Gerry Reno wrote:
Gerry Reno wrote:
> Daniel P. Berrange wrote:
>> On Sat, May 23, 2009 at 03:43:12PM -0400, Gerry Reno wrote:
>>
>>> I upgraded the host from F10 to F11 (x86_64) with no issues. Now when I
>>> start a F10 (i386) guest it runs very very slow. I also see messages on
>>> the guest boot console about "clocksource tsc unstable" and some
kernel
>>> oops. Once it got far enough to start network I logged in and checked
>>> the clocksource and it currently is 'acpi_pm' even though the kernel
>>> line says clocksource=pit.
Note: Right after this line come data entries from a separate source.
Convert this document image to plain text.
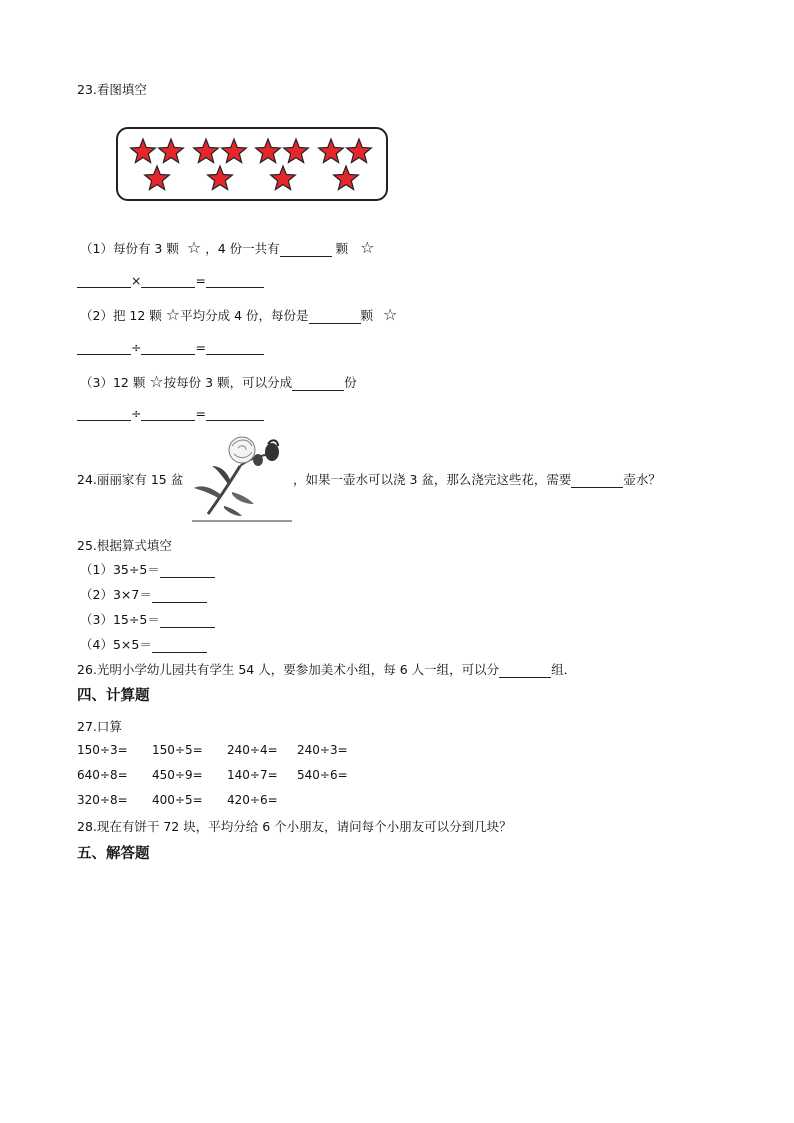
23.看图填空
（1）每份有 3 颗 ☆ ，4 份一共有	颗 ☆
×	=
（2）把 12 颗 ☆平均分成 4 份，每份是	颗 ☆
÷	=
（3）12 颗 ☆按每份 3 颗，可以分成	份
÷	=
24.丽丽家有 15 盆	，如果一壶水可以浇 3 盆，那么浇完这些花，需要	壶水？
25.根据算式填空
（1）35÷5＝
（2）3×7＝
（3）15÷5＝
（4）5×5＝
26.光明小学幼儿园共有学生 54 人，要参加美术小组，每 6 人一组，可以分	组．
四、计算题
27.口算
150÷3= 150÷5= 240÷4= 240÷3=
640÷8= 450÷9= 140÷7= 540÷6=
320÷8= 400÷5= 420÷6=
28.现在有饼干 72 块，平均分给 6 个小朋友，请问每个小朋友可以分到几块？
五、解答题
The available clocksources are acpi_pm,
>>> jiffies, and tsc. I do not see 'pit' in the list. How do I fix this
issue?
>>>
>>
>> If the guest runs 'extrememly' slowly then the most like thing is that
>> it has fallen back to using QEMU emulation, instead of KVM hardware
>> acceleration. Check the /var/log/libvirt/qemu/$GUEST.log to see if there
>> is any mesage about not being able to open /dev/kvm. Also make sure that
>> KVM modules are loaded, and that 'virsh capabilities' lists KVM as a
valid
>> domain.
>>
>> Daniel
>>
> Ok, I checked the guest log and it says:
> /dev/kvm: no such file or directory.
>
> So how do I make this node? Shouldn't libvirt have made it for us?
>
Ok, once I got both kernel modules loaded, it created the /dev/kvm
device and now everything runs fine.
Well, not quite so fine. If I reboot the machine then the kvm modules
are no longer loaded. How do I keep these modules loaded?